Bacteria, just as all living organisms, often find themselves in harsh environments ranging from extreme temperatures, to toxic waste, or even exposure to antibiotics. In order to survive, they must react quickly. Their response for survival comes in two ways: they either can acclimate through changes in gene expression, or they can adapt by specifically changing their DNA. Two-component response systems (TCRS) are one of the best studied genetic elements bacteria use for environmental acclimation. Previous work has shown that under extreme conditions, TCRS genes acquire mutations that allow the bacteria to survive, but the exact effect these mutations have on the growth and reproduction of bacteria are unknown. This research aims to understand the role that TCRS play in adaptation to high levels of silver (a well-studied stressor), by studying mutations acquired during experimental evolution, and how those mutations will affect the overall fitness of the bacteria. The research will benefit four broader impact areas: (1) The larger scientific community, as synthetic engineering of TCRS have been proposed for many applications ranging from bioremediation to antimicrobial drug design. (2) By improving underrepresented minority retention in STEM fields by mentoring undergraduates and a PhD student at an HBCU to integrate approaches in microbiology, molecular biology, evolution, genomics, and computational biology to make them more competitive for professional school and/or STEM careers. (3) By engaging and exposing local communities to the world of microbiology and evolution by volunteering in local K-5 afterschool programs; and (4) by using the data to write teaching case studies to be used by educators around the world.

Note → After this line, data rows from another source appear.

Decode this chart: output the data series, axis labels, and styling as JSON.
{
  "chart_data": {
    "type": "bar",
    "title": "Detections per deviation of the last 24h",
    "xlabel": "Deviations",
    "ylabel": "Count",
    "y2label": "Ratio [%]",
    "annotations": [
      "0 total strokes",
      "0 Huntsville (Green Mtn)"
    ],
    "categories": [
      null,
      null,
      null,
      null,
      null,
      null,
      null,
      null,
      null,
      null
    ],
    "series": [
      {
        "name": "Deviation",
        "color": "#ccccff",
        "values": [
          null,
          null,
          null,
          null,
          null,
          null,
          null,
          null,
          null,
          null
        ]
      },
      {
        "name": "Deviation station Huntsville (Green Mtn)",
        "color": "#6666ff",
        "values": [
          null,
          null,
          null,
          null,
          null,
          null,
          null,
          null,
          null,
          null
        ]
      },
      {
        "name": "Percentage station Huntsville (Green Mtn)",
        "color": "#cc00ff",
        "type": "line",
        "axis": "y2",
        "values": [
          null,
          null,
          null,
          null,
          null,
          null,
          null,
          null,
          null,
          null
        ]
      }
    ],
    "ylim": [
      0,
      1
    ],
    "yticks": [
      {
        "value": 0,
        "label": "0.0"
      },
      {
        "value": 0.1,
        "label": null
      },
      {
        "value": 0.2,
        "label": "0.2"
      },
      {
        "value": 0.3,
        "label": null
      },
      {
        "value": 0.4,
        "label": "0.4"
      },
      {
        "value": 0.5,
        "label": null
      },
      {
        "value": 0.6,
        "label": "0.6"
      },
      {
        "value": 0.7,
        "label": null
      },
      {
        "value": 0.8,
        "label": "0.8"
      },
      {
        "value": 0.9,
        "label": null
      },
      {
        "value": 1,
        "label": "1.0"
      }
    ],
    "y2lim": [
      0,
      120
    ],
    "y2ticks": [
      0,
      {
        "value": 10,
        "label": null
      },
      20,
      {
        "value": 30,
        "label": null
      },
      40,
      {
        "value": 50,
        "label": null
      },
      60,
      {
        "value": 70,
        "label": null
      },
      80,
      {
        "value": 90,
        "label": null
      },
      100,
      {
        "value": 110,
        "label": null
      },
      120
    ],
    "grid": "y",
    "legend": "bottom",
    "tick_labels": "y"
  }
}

Two-component response systems (TCRS) are among the best studied genetic elements for environmental acclimation in bacteria, although very little is known about their role in adaptation. The overall goal of this research is to show that evolutionary adaptation commonly occurs through the acquisition of mutations in TCRS genes after prolonged acclimation. This then allows selection for differential reproduction leading to the survival of the adapted bacteria, although likely with negative consequences on their fitness and function. TCRS consist of two proteins, a histidine kinase (HK) that senses changes in the external environment and is activated via autophosphorylation. The phosphate is then transferred to a response regulator (RR) which activates transcription of relevant response genes. In this study, the investigators will assess TCRS mutations acquired through the adaptation of Escherichia coli to silver via experimental evolution. In silver adapted strains, three independent studies identified mutations in two TCRS proteins: CusS, a HK which regulates copper/silver homeostasis; and OmpR, a RR which regulates outer membrane porin expression. The motivation for this study is to show the cellular costs associated with the acquisition of such mutations by (1) associating mutations in specific domains of TCRS to a particular phenotype; (2) assessing the fitness cost and reversion rates associated with biologically relevant mutations in TCRS; and (3) identifying changes in global cellular physiology affected by mutations in a single TCRS. The innovation lies in the assessment of mutations that have been selected by the organism through experimental evolution and are therefore biologically relevant. The project will lead to further understanding of the role TCRS play in adaptation and the fitness cost associated with these genetic adaptations which may then be used to predict the outcome of competition and fitness by linking these phenotypes to genomic determinants.
This award reflects NSF's statutory mission and has been deemed worthy of support through evaluation using the Foundation's intellectual merit and broader impacts review criteria.